Wenn offensichtliche Schnitzer in Qualitätsmedien auftauchen, ziehe ich schon stark die Augenbrauen hoch. Inzwischen finden sich sogar im Economist Fehler. Ich dachte, da sollte jemand oder zumindest ein Programm über die Texte gucken, bevor sie in Druck gehen? Vor vielen Jahren habe ich mal ein Buch beinahe weggelegt, weil es kaum lesbar war. Dabei handelte es sich um eine Dissertation! Offensichtlich hatte der Verlag beschlossen, dass ein Lektorat in diesem Fall überflüssig sei. Falsch. (Inhaltlich war es leider auch kein Hauptgewinn.)
Oft heißt es ja „Hauptsache, man versteht, was gemeint ist“. Das halte ich nicht für einen ausreichenden Standard in puncto Rechtschreibung. Denn versteht man wirklich immer, was gemeint ist? Und selbst wenn, ist es wirklich so egal? Wenn irgendwo auf zwei Seiten mal ein Buchstabendreher ist, klar, dann ist der Satz weiterhin verständlich. Aber wenn der Text voller Fehler ist, wird er für mich zur Buckelpiste. Vielleicht verstehe ich ihn, aber es macht mir definitiv keinen Spaß, ihn zu lesen. Außerdem, ganz im Ernst: Wenn ich beispielsweise für ein Buch einiges an Geld bezahle, dann will ich auch ein entsprechend wertiges Produkt haben – ohne Fehler. Und sobald wir ins Wissenschaftliche oder Technische kommen, können Tippfehler schlimmstenfalls Leben gefährden.
Die kulturelle Komponente
Ich bin – das wird jetzt wohl niemanden überraschen – eine „typische Deutsche“, die Tippfehler auch in E-Mails ausbessert. Diesen Ruf haben wir ja im Ausland – und natürlich wird der Fehlerfreiheit im Land der Dichter, Denker und Ingenieure ein großer Stellenwert beigemessen.
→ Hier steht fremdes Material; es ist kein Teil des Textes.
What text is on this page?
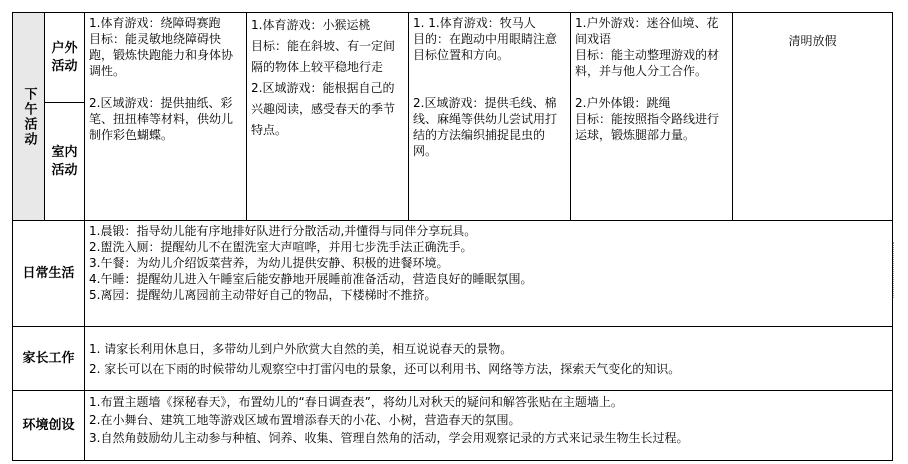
下午活动	户外活动	1.体育游戏：绕障碍赛跑
目标：能灵敏地绕障碍快跑，锻炼快跑能力和身体协调性。

2.区域游戏：提供抽纸、彩笔、扭扭棒等材料，供幼儿制作彩色蝴蝶。	1.体育游戏：小猴运桃
目标：能在斜坡、有一定间隔的物体上较平稳地行走
2.区域游戏：能根据自己的兴趣阅读，感受春天的季节特点。	1. 1.体育游戏：牧马人
目的：在跑动中用眼睛注意目标位置和方向。

2.区域游戏：提供毛线、棉线、麻绳等供幼儿尝试用打结的方法编织捕捉昆虫的网。	1.户外游戏：迷谷仙境、花间戏语
目标：能主动整理游戏的材料，并与他人分工合作。

2.户外体锻：跳绳
目标：能按照指令路线进行运球，锻炼腿部力量。	清明放假

	室内活动					

日常生活		1.晨锻：指导幼儿能有序地排好队进行分散活动,并懂得与同伴分享玩具。
2.盥洗入厕：提醒幼儿不在盥洗室大声喧哗，并用七步洗手法正确洗手。
3.午餐：为幼儿介绍饭菜营养，为幼儿提供安静、积极的进餐环境。
4.午睡：提醒幼儿进入午睡室后能安静地开展睡前准备活动，营造良好的睡眠氛围。
5.离园：提醒幼儿离园前主动带好自己的物品，下楼梯时不推挤。				

家长工作		1. 请家长利用休息日，多带幼儿到户外欣赏大自然的美，相互说说春天的景物。
2. 家长可以在下雨的时候带幼儿观察空中打雷闪电的景象，还可以利用书、网络等方法，探索天气变化的知识。				

环境创设		1.布置主题墙《探秘春天》，布置幼儿的“春日调查表”，将幼儿对秋天的疑问和解答张贴在主题墙上。
2.在小舞台、建筑工地等游戏区域布置增添春天的小花、小树，营造春天的氛围。
3.自然角鼓励幼儿主动参与种植、饲养、收集、管理自然角的活动，学会用观察记录的方式来记录生物生长过程。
Als ich noch in der Handelsförderung arbeitete, habe ich von meinen kanadischen Kund*innen manchmal Unterlagen auf den Tisch bekommen, die haarsträubend waren. Die Rechtschreibung war zwar meist ganz ok, aber der Satzbau war unterirdisch und eine logische Anordnung der Inhalte nicht zu erkennen. Ich habe versucht zu erklären, dass Nonchalance und Chaos im Text von Deutschen leicht als Hinweis auf Nonchalance und Chaos beim Produkt gelesen wird. Und dass die Deutschen Nonchalance und Chaos in ihren Geschäftsbeziehungen wenig schätzen. Ich stieß nicht immer auf Verständnis.
Die Rechtschreibreformen
Wahrscheinlich war meine eigene Leichtigkeit in Sachen Rechtschreibung auch der Grund, warum ich den Sinn vieler Rechtschreibreformen nicht nachvollziehen konnte. Ist „Känguru“ wirklich so viel leichter zu lernen als „Känguruh“? „Guttun“ sieht doch einfach falsch aus. Und dass „ß“ zum Teil, aber nicht immer durch „ss“ ersetzt wurde, hat zumindest für mich die Verwirrung nur erhöht. Heute tippe ich „dass“, schreibe von Hand aber „daß“. Das doppelte s von Hand zu schreiben, fühlt sich falsch an. Da sitzt mir wohl noch meine Grundschullehrerin in den Knochen.